Les entreprises financières sont de plus en plus conscientes des risques liés à la prise en compte des facteurs ESG (environnementaux, sociaux et de gouvernance) dans leur gestion des risques. La prise en compte intégrée de ces facteurs leur permet d’identifier les risques potentiels et d’adopter une approche proactive pour y faire face. Elle peut également améliorer l’efficacité du processus grâce à un meilleur contrôle et une meilleure visibilité sur les impacts possibles sur le long terme de leur portefeuille d’investissement.
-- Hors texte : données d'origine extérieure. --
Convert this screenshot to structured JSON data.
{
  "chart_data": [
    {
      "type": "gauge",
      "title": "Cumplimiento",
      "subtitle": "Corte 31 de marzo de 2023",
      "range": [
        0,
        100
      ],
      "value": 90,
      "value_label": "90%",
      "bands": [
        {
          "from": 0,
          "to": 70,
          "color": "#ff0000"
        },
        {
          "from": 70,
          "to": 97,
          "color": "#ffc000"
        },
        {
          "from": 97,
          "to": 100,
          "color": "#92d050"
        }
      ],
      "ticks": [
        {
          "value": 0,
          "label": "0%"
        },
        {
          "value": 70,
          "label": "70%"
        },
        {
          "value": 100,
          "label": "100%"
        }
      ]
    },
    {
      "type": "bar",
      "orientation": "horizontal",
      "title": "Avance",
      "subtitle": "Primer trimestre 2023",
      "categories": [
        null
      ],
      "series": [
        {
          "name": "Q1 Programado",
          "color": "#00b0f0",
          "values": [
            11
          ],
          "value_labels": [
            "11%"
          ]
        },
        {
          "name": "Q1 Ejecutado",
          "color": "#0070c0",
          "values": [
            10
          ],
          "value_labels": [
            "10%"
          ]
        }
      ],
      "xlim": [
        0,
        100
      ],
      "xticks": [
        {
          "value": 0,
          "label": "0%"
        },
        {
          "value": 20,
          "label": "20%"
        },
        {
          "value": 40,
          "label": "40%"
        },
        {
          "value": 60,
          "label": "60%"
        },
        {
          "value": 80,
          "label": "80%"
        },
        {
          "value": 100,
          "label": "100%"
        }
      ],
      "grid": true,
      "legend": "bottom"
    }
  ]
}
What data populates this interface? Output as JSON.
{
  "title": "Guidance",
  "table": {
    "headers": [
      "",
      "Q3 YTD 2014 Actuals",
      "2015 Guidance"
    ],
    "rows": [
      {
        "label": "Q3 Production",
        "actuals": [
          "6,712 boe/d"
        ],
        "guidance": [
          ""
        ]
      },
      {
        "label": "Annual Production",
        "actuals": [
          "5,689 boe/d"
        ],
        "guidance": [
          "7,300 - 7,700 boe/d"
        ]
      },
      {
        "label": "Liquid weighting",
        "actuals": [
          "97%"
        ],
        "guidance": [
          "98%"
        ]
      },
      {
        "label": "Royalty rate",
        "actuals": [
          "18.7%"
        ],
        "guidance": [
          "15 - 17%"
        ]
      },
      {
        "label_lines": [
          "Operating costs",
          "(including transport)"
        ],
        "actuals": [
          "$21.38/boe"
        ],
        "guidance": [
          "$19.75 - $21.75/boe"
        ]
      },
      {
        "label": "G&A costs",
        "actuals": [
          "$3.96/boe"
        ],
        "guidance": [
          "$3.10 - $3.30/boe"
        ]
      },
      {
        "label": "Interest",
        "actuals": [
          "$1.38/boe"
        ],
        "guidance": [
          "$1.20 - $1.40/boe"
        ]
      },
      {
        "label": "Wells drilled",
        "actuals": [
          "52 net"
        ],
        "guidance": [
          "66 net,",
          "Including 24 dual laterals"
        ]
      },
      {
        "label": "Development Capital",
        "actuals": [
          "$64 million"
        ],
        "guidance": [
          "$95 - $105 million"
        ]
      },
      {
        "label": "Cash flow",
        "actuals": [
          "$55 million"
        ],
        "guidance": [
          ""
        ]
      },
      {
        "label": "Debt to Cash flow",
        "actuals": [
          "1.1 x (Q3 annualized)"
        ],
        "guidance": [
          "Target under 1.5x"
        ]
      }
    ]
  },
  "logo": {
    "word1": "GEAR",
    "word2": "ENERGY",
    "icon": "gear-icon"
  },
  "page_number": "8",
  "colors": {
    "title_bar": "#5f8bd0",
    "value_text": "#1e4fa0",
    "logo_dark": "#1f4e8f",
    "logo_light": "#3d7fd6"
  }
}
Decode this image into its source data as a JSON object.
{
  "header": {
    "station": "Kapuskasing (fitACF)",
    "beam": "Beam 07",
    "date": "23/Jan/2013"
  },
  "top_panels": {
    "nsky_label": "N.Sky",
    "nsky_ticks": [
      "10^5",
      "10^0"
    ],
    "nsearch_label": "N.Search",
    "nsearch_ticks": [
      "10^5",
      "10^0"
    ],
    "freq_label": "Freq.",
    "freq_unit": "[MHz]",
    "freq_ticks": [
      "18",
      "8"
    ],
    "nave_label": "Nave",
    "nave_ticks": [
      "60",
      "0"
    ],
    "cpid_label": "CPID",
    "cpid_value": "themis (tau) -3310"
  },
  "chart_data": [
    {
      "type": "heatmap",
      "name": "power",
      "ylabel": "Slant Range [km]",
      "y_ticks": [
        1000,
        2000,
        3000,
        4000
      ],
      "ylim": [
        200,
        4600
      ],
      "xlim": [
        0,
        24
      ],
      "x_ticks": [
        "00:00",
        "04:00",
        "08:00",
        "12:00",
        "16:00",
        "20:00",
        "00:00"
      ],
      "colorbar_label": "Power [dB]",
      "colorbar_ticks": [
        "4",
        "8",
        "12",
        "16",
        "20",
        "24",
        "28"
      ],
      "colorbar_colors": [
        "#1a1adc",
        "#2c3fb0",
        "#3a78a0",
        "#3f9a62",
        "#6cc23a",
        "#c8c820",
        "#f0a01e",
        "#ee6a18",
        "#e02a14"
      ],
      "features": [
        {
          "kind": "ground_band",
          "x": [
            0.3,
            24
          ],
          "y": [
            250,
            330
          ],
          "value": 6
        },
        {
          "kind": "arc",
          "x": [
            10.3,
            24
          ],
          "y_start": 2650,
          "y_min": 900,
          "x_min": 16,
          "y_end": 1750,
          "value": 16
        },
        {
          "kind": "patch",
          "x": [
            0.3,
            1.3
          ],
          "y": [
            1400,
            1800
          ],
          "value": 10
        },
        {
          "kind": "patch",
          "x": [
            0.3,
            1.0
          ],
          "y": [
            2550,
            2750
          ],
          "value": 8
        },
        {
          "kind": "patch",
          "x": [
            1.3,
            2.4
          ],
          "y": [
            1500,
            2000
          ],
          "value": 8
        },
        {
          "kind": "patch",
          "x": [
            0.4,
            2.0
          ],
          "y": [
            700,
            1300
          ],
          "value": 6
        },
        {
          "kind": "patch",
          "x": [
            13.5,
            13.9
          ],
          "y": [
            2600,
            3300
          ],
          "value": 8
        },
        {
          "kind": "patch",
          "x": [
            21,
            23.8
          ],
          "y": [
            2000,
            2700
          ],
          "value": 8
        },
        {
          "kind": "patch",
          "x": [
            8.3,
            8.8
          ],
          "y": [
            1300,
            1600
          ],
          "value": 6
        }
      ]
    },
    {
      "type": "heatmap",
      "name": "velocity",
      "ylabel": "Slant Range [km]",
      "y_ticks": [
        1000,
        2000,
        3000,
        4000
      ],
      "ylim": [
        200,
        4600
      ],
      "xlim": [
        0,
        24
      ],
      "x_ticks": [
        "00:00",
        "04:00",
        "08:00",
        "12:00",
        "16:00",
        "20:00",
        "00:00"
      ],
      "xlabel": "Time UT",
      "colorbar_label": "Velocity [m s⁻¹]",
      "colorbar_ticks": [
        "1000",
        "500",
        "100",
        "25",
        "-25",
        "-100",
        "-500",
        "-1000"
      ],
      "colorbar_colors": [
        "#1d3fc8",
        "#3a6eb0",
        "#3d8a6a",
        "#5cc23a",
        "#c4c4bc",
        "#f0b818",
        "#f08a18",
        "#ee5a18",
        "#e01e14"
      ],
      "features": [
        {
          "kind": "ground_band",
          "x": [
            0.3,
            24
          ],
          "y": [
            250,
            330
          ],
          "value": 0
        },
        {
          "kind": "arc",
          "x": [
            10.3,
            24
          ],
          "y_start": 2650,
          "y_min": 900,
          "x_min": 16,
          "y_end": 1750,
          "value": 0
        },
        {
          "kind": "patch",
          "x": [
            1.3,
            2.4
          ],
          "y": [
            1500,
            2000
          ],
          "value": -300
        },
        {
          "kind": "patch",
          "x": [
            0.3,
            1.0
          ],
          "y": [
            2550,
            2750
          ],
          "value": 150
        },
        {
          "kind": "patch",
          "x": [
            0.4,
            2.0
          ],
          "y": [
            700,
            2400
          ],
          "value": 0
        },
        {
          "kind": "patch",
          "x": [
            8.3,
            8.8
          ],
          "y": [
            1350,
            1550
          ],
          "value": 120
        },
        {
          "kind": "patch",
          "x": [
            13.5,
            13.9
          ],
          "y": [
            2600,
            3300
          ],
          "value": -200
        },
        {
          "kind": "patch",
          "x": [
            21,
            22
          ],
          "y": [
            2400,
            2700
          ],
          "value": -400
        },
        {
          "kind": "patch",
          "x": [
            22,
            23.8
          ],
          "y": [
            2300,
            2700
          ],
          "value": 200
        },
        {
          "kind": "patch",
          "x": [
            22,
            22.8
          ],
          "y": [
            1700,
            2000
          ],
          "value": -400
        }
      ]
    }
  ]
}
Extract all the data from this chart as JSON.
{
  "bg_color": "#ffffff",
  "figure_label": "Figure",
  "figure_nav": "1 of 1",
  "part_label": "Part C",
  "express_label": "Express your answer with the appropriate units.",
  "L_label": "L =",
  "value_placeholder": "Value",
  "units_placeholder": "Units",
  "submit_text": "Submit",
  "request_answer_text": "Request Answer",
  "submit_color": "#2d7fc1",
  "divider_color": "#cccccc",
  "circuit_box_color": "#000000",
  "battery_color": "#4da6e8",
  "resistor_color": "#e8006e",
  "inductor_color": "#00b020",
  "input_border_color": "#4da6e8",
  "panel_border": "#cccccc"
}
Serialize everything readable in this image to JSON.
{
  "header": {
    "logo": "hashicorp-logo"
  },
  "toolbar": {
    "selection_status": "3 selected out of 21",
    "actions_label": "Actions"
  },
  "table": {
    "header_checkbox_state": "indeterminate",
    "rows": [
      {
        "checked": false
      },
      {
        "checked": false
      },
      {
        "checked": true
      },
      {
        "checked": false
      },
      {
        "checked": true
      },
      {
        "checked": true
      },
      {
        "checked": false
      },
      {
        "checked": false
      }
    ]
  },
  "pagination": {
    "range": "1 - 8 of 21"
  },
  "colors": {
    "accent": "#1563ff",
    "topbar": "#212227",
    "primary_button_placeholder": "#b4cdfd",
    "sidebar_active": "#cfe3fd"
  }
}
De plus, intégrer un cadre ESG aux processus de risk management leur permet d’amplifier leur responsabilité sociétale vis-à-vis du public et contribue ainsi à renforcer la confiance entretenue par eux avec leurs ­parties ­prenantes.
Une approche est d’intégrer ces risques dans le dispositif risque opérationnel déployé au sein des établissements financiers à l’occasion de Bâle 2 en faisant évoluer la taxonomie pour prendre en compte ces facteurs de risques ESG.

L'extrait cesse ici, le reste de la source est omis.